Si la désignation initiale devait être annulée, la prorogation du mandat qui en est le prolongement le serait également. La solution du présent litige dépend incontestablement du sort de la voie de recours.
Il est donc de bonne administration de la justice de surseoir à statuer dans l’attente de l’arrêt rendu par la cour d’appel de Toulouse.

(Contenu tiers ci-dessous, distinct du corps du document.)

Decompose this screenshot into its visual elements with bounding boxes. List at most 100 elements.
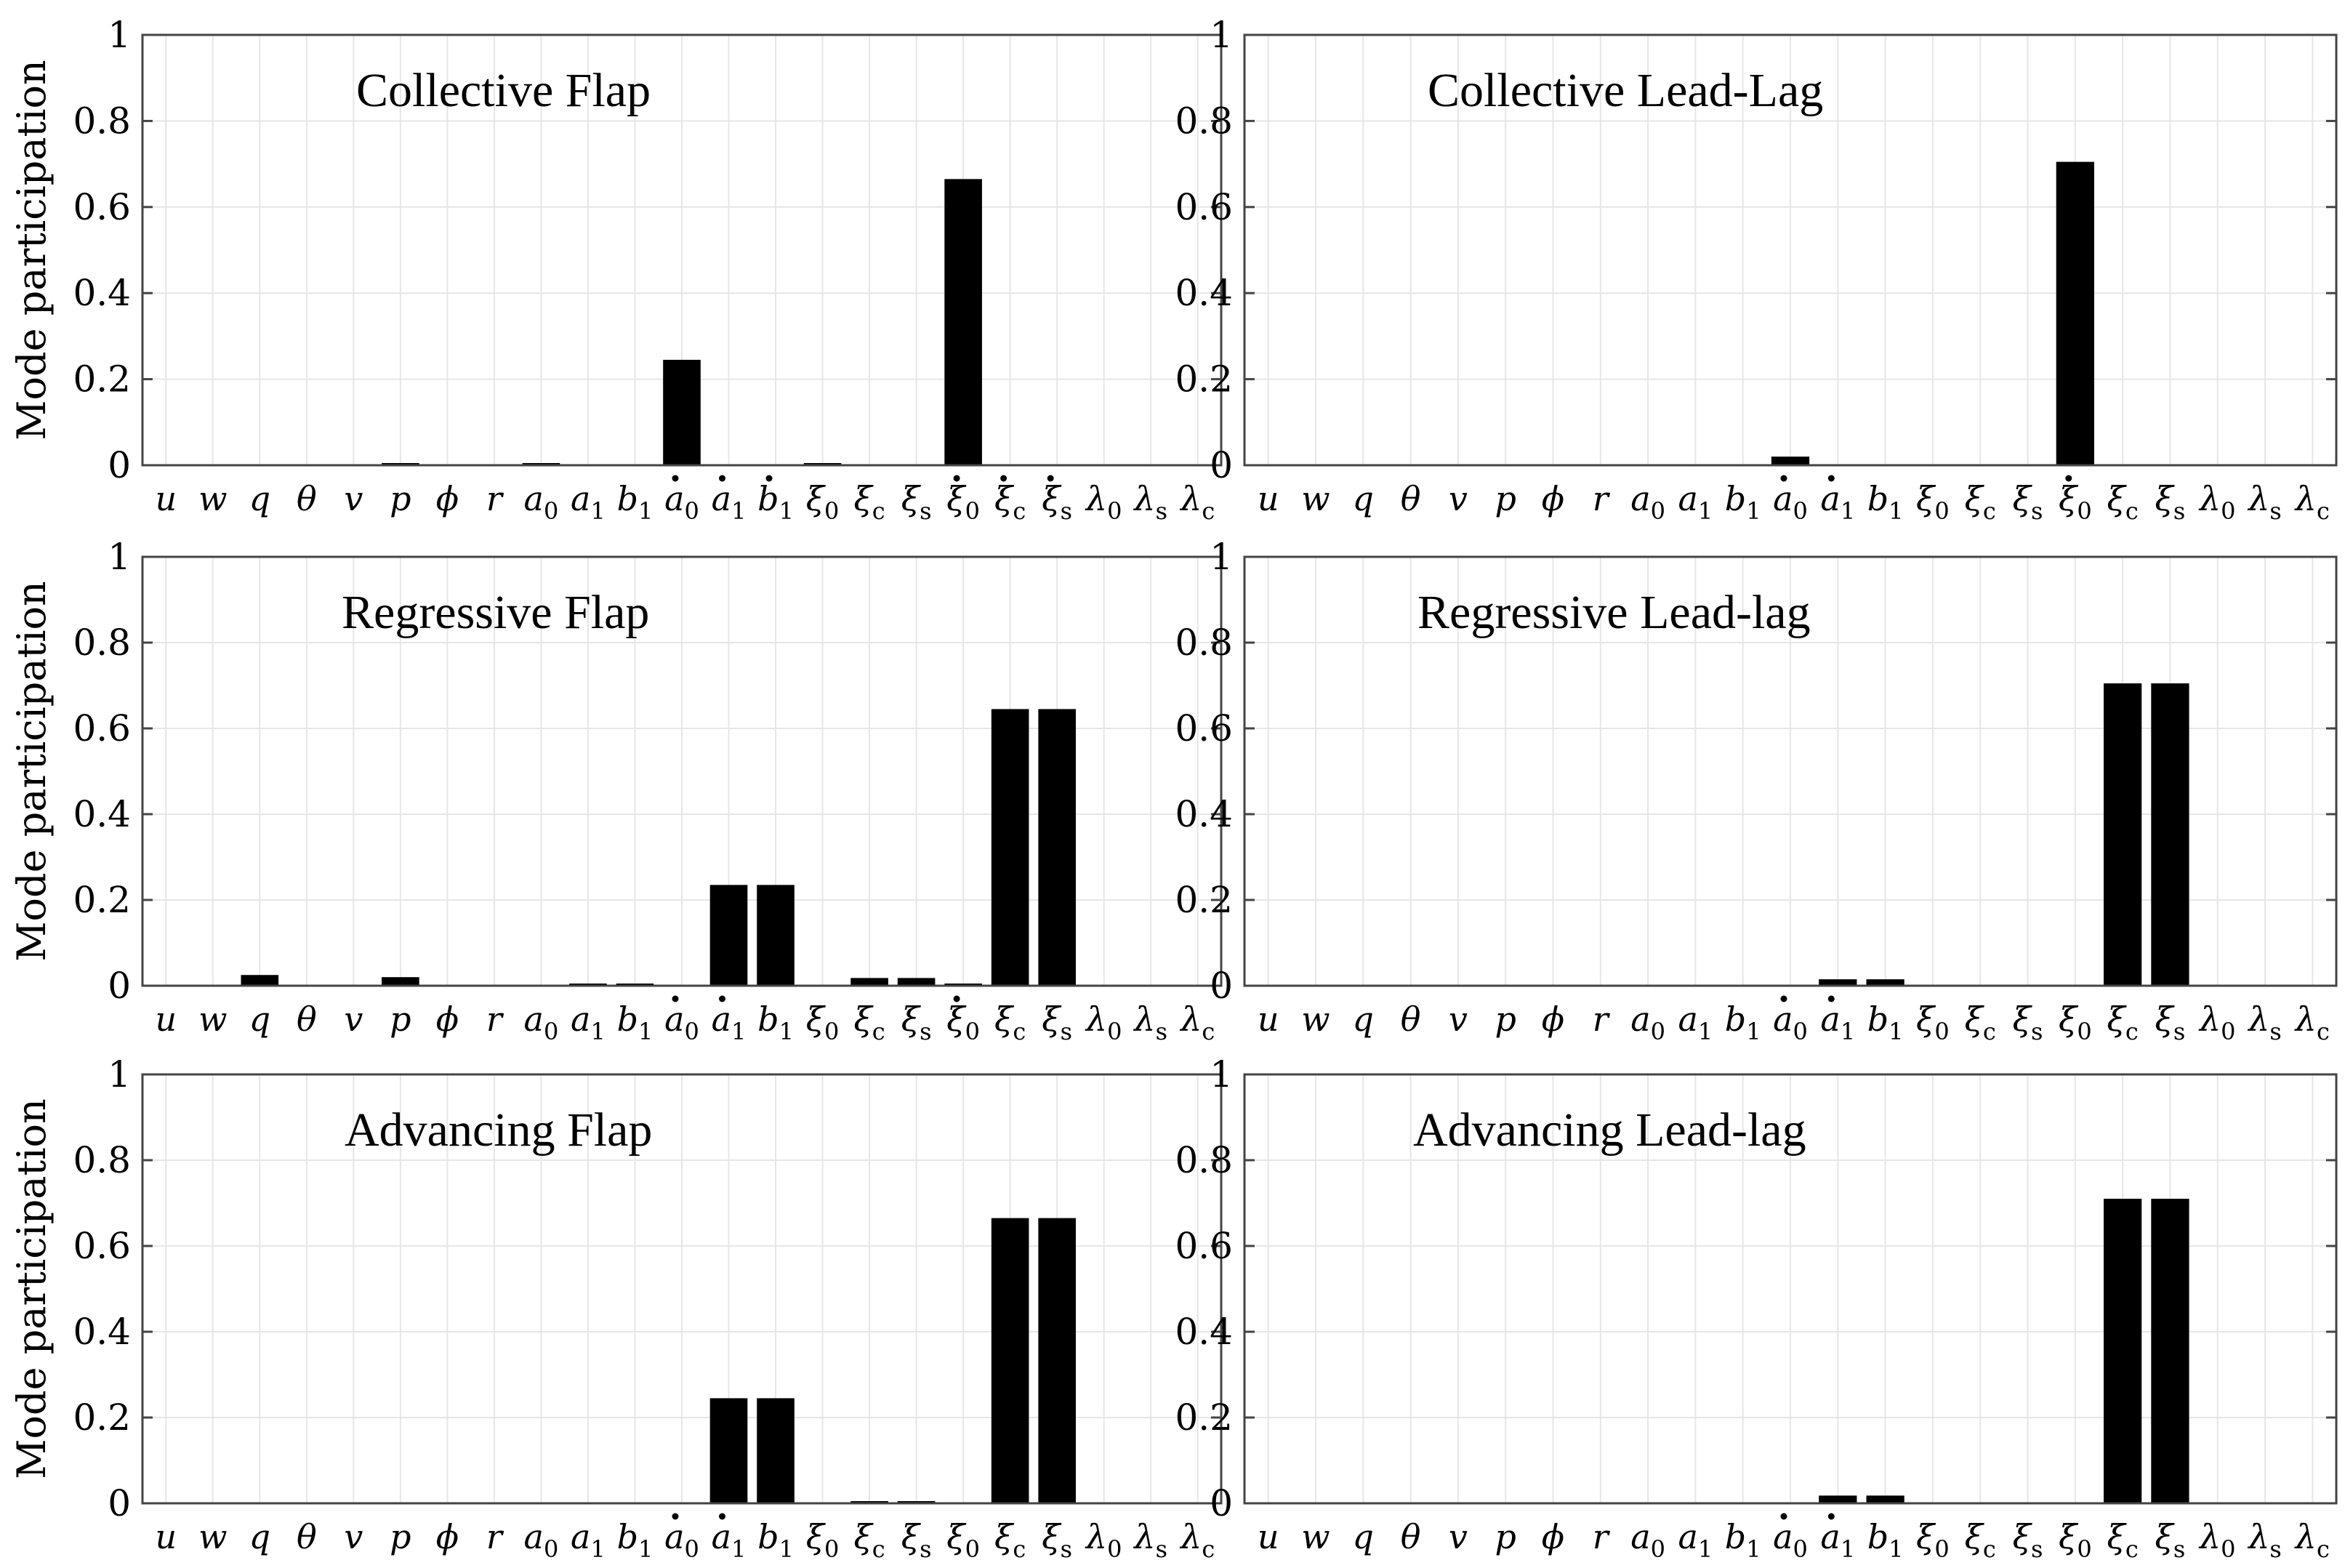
x-tick-label: v [344,479,363,518]
x-tick-label: λc [2294,479,2330,525]
x-tick-label: a1 [1820,1517,1855,1563]
bar-3 [241,975,279,986]
x-tick-label: a1 [1678,1517,1713,1563]
x-tick-label: w [198,1517,227,1556]
x-tick-label: b1 [757,1000,794,1045]
x-tick-label: ξ0 [1916,479,1950,525]
x-tick-label: a1 [571,479,606,525]
x-tick-label: ξc [853,1517,885,1563]
overdot-mark [1827,475,1835,482]
y-tick-label: 1 [108,536,131,578]
y-tick-label: 0.6 [73,186,131,228]
x-tick-label: ξs [1042,1000,1072,1045]
x-tick-label: λc [1179,1517,1215,1563]
x-tick-label: r [1593,1517,1611,1556]
x-tick-label: λs [1133,1517,1167,1563]
overdot-mark [1827,1513,1835,1520]
bar-19 [2104,683,2142,986]
y-tick-label: 0.6 [1175,186,1233,228]
x-tick-label: ξs [901,1517,932,1563]
x-tick-label: b1 [617,1000,653,1045]
y-tick-label: 0.2 [73,879,131,921]
x-tick-label: ξs [2013,1517,2043,1563]
y-tick-label: 0 [1210,965,1233,1007]
x-tick-label: q [1353,479,1374,518]
x-tick-label: r [486,479,504,518]
x-tick-label: b1 [617,479,653,525]
x-tick-label: ξc [994,479,1026,525]
x-tick-label: v [1449,479,1468,518]
overdot-mark [1047,475,1054,482]
x-tick-label: w [198,1000,227,1039]
overdot-mark [1780,1513,1787,1520]
x-tick-label: ξc [994,1517,1026,1563]
overdot-mark [719,1513,726,1520]
x-tick-label: v [1449,1517,1468,1556]
bar-19 [991,1218,1029,1503]
overdot-mark [765,475,773,482]
y-tick-label: 0.8 [73,1139,131,1181]
x-tick-label: q [1353,1517,1374,1556]
x-tick-label: ξ0 [946,1517,980,1563]
y-tick-label: 0.6 [73,1225,131,1267]
x-tick-label: a0 [664,479,699,525]
x-tick-label: ξc [2107,1000,2138,1045]
bar-14 [757,1398,795,1503]
x-tick-label: b1 [757,479,794,525]
x-tick-label: q [249,479,270,518]
x-tick-label: λ0 [2198,479,2236,525]
y-tick-label: 0.4 [1175,272,1233,314]
x-tick-label: a0 [1773,479,1808,525]
x-tick-label: a1 [1820,1000,1855,1045]
x-tick-label: u [155,1000,177,1039]
x-tick-label: λ0 [1085,1517,1122,1563]
x-tick-label: u [155,1517,177,1556]
y-tick-label: 0.2 [1175,358,1233,401]
x-tick-label: a0 [1773,1000,1808,1045]
bar-13 [1819,1495,1857,1503]
overdot-mark [1827,995,1835,1002]
y-tick-label: 0.2 [1175,879,1233,921]
x-tick-label: p [1495,1000,1516,1039]
x-tick-label: ξc [2107,479,2138,525]
bar-14 [757,885,795,986]
bar-18 [2056,161,2094,465]
x-tick-label: v [344,1000,363,1039]
x-tick-label: ξs [901,1000,932,1045]
bar-20 [1038,1218,1076,1503]
x-tick-label: a1 [1678,479,1713,525]
x-tick-label: p [390,479,411,518]
y-tick-label: 0 [108,1482,131,1524]
x-tick-label: ξc [853,1000,885,1045]
x-tick-label: λs [1133,1000,1167,1045]
y-tick-label: 0.4 [1175,1311,1233,1353]
x-tick-label: ξ0 [806,1000,840,1045]
x-tick-label: ξ0 [2059,1517,2092,1563]
x-tick-label: a0 [1773,1517,1808,1563]
x-tick-label: ξc [2107,1517,2138,1563]
x-tick-label: a0 [664,1517,699,1563]
x-tick-label: λs [2247,1517,2282,1563]
y-tick-label: 0.2 [1175,1396,1233,1439]
overdot-mark [1780,995,1787,1002]
bar-20 [1038,709,1076,986]
bar-13 [1819,979,1857,986]
bar-14 [1866,979,1904,986]
x-tick-label: θ [297,1000,317,1039]
x-tick-label: q [249,1000,270,1039]
y-tick-label: 0.4 [73,272,131,314]
x-tick-label: u [1258,1000,1279,1039]
axes-frame [1243,555,2338,987]
chart-title: Regressive Lead-lag [1417,586,1811,639]
chart-panel-5: 00.20.40.60.81u w q θ v p ϕ r a0 a1 b1 a0 a1 b1 ξ0 ξc ξs… [9,1053,1223,1563]
overdot-mark [672,1513,679,1520]
y-axis-label: Mode participation [9,581,55,962]
x-tick-label: ξs [2155,1000,2186,1045]
x-tick-label: w [1301,1517,1330,1556]
x-tick-label: a0 [664,1000,699,1045]
x-tick-label: a0 [524,1517,559,1563]
x-tick-label: ϕ [1542,1517,1564,1556]
y-tick-label: 0 [1210,1482,1233,1524]
y-tick-label: 0.8 [1175,1139,1233,1181]
x-tick-label: θ [1401,479,1421,518]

* Sur les dépens de l’incident
Le sort des éventuels dépens de l’incident suivra le sort des dépens au fond.
PAR CES MOTIFS,
Nous, M. Robin PLANÈS, premier vice président adjoint du tribunal judiciaire de TOULOUSE, statuant en qualité de juge des référés, publiquement, par mise à disposition au greffe, par ordonnance contradictoire en premier ressort,
ORDONNONS le sursis à statuer de la présente instance n° RG 24/00917 dans l’attente de la décision à rendre par la cour d’appel de Toulouse suite à l’appel interjeté à l’initiative de Madame [Z] [J] contre les ordonnances du juge des référés du tribunal judiciaire de Toulouse en date des 20 octobre 2023 et 12 mars 2024 ;
FAISONS d’ores et déjà injonction aux parties :
— soit de conclure au fond si la décision de la cour d’appel de Toulouse devait être rendue avant la date ci-dessous,
— soit de solliciter, par de nouvelles conclusions un nouveau sursis à statuer si la décision de la cour d’appel de Toulouse devait n’être ni rendue, ni même audiencée avant cette date,
et ce, pour l’audience du juge des référés du mardi 14 janvier 2025 à 10h00, salle n°1, du tribunal judiciaire de TOULOUSE, sis [Adresse 3] date à laquelle l’affaire sera réexaminée pour faire le point de l’avancement de la voie de recours, et ce, sous peine de radiation de l’affaire en cas de silence des parties ;
RESERVONS l’ensemble des prétentions ;
DISONS que le sort des éventuels dépens de l’incident suivra le sort des dépens de l’instance au fond.
Ainsi jugé et mis à disposition au greffe le 8 novembre 2024.